2013/7/18(木) 午後 11:26 [ hisa24 ]
ウサコさん
そうでしょうね、ジョゼの気持ちを思うと恒夫のふんぎってほしかった気はしますが。でも、うまくいかなかったから自分はいい映画の記憶が残りました。新屋英子さんは、おばあさんのらしい大阪弁でした。印象強いですね。
2013/7/20(土) 午後 8:44
boyattoさん
水族館が閉まっていてジョゼが激怒します。その姿を見て恒夫はひるんだように見えました。好きなところと嫌なところ、どう見るかでしょうね。ぼやっとさんご贔屓の妻夫木くんは、ほんとこういう役が凄くいいですよね。
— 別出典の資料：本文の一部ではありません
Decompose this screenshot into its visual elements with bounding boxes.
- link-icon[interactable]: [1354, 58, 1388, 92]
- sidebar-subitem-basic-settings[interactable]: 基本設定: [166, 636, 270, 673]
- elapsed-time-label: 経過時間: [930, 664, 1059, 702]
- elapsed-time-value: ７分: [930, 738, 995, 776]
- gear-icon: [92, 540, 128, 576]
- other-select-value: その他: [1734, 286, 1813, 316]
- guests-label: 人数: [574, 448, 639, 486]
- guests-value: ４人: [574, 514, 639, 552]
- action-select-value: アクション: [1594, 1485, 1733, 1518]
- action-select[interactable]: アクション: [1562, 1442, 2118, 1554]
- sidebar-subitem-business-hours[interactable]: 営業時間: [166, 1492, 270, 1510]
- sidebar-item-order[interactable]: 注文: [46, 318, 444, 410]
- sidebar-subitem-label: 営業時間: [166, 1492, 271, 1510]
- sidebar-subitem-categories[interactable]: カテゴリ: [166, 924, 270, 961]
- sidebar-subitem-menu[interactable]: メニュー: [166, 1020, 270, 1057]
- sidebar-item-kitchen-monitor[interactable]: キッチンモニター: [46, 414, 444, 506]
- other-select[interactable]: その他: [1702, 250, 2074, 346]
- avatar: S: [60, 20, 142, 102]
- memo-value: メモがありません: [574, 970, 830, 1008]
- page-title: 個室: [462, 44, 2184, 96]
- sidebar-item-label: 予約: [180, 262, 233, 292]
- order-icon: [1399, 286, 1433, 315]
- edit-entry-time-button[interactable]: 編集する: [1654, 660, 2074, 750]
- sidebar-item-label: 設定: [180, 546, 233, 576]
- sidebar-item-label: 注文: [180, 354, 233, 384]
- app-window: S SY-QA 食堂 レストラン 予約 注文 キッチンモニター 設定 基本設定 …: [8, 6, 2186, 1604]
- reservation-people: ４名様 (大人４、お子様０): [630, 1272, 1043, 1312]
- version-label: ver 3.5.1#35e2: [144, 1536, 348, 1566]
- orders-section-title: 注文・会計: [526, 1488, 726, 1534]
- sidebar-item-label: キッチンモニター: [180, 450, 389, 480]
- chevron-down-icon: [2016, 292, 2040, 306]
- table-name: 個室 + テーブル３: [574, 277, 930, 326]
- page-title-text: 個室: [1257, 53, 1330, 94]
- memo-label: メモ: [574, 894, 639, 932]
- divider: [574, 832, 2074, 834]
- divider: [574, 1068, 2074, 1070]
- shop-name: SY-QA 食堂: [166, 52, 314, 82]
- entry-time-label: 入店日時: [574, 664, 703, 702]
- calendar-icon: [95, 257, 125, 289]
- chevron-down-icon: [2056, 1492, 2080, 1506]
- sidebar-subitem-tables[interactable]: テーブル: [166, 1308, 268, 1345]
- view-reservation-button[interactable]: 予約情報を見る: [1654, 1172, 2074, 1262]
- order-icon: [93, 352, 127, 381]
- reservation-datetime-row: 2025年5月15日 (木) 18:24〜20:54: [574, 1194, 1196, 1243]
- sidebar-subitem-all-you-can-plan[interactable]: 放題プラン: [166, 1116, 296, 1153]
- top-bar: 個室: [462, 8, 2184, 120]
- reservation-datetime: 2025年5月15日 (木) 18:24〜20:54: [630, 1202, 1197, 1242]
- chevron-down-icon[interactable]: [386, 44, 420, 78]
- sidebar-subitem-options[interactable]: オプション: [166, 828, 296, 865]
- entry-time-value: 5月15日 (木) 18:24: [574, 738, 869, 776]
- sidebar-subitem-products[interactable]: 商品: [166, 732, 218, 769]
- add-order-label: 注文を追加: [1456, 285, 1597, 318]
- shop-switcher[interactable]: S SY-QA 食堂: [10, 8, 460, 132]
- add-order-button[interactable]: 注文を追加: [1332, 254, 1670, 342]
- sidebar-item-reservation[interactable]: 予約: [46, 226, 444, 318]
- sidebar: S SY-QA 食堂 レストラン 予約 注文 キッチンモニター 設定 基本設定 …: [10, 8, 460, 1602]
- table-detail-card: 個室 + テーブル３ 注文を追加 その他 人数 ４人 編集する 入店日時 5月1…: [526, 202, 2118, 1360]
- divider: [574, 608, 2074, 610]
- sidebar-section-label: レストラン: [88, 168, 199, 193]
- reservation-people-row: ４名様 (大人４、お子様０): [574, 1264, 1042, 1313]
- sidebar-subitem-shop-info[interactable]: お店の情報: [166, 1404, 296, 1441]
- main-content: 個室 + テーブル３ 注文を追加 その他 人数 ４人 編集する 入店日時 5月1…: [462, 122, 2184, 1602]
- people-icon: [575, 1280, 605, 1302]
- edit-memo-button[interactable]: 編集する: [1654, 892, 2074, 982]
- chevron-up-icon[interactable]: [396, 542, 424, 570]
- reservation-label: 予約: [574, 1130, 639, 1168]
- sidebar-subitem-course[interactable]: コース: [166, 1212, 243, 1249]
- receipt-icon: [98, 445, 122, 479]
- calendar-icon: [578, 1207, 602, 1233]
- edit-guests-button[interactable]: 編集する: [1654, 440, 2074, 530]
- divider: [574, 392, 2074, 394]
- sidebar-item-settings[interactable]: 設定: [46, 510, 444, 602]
よかったです。やっぱりこの映画、自分は好きです。
2013/7/20(土) 午後 8:54
WANTEDさん
やるせない映画ですよ。評価は色々わかれると思いますが、是非とも、もう一度確かめてほしい映画です。
2013/7/20(土) 午後 9:57
hisaさん
ほう、田辺聖子の原作ですよね、評価高そうなんでなんか読んでみたくなりました。原作と映画とどこまでつながっているのか自分にはよくわかりませんが、どうなんでしょうね。映画の切ない感じは自分は好きです。
2013/7/20(土) 午後 10:08
田辺聖子の原作だったのですね。
犬童一心監督作品の「メゾン・ド・ヒミコ」は、
娘と共に、大好きになった映画でした。
その娘が、この映画については「…」と言う感じでしたので、
未見でした。
見るかどうかについては、…考えて見ます。
2013/7/26(金) 午後 6:31
alfmomさん
そうですか、何か割り切れない映画なので、そういう感想になったのでしょうね。1歩踏み出せない主人公、共感できるようで、否定もしたくなるそんな映画です。
2013/7/27(土) 午前 9:22
確かにね…恒夫の弱さに観てて歯がゆかったし、ジョゼの強さに戸惑いました。
でも、それが人間の真実って思うし、、リアルでした。
何事も思うようには行かない現実。それでも生きていかなきゃならない。
ジョゼの強さが健気すぎて、恒夫にも共感できるところはあるし、で。
二人で暮らした日々が、今後の二人の人生の糧になれば…それは素晴らしい事ですよね。
別れのシーンのジョゼの吹っ切れた爽やかさに救われました。
こちらからもTBさせてくださいませ<m(__)m>
2015/1/17(土) 午前 10:20
ふぇいさん
コメントありがとうございます。
そうなんですね、大そうですがそんな綺麗ごとばかりではないリアルな感じを恒夫に思いました。ジョゼにはもしかしてと思う気持ちと「壊れ物」として刷り込まれた複雑な思いが気丈な行動に出ていたと思います。それを思うと涙が出そうになります。いい映画です。
2015/1/19(月) 午後 11:21
イヴさん
TBありがとうございます。
2018/10/31(水) 午後 10:49
邦画では私の名作に選ぶいい映画でした。ほとんどの男が
恒夫のような若者でしょうね。TBお願いします。
2019/4/15(月) 午前 8:32 [ リュー( ryu) ]
> リュー( ryu)さん
綺麗ごとにしなかった映画は、貴重だから、いつまでも自分の中で引きずってしまっています。そういう意味では名作だと思います。心に残るのです。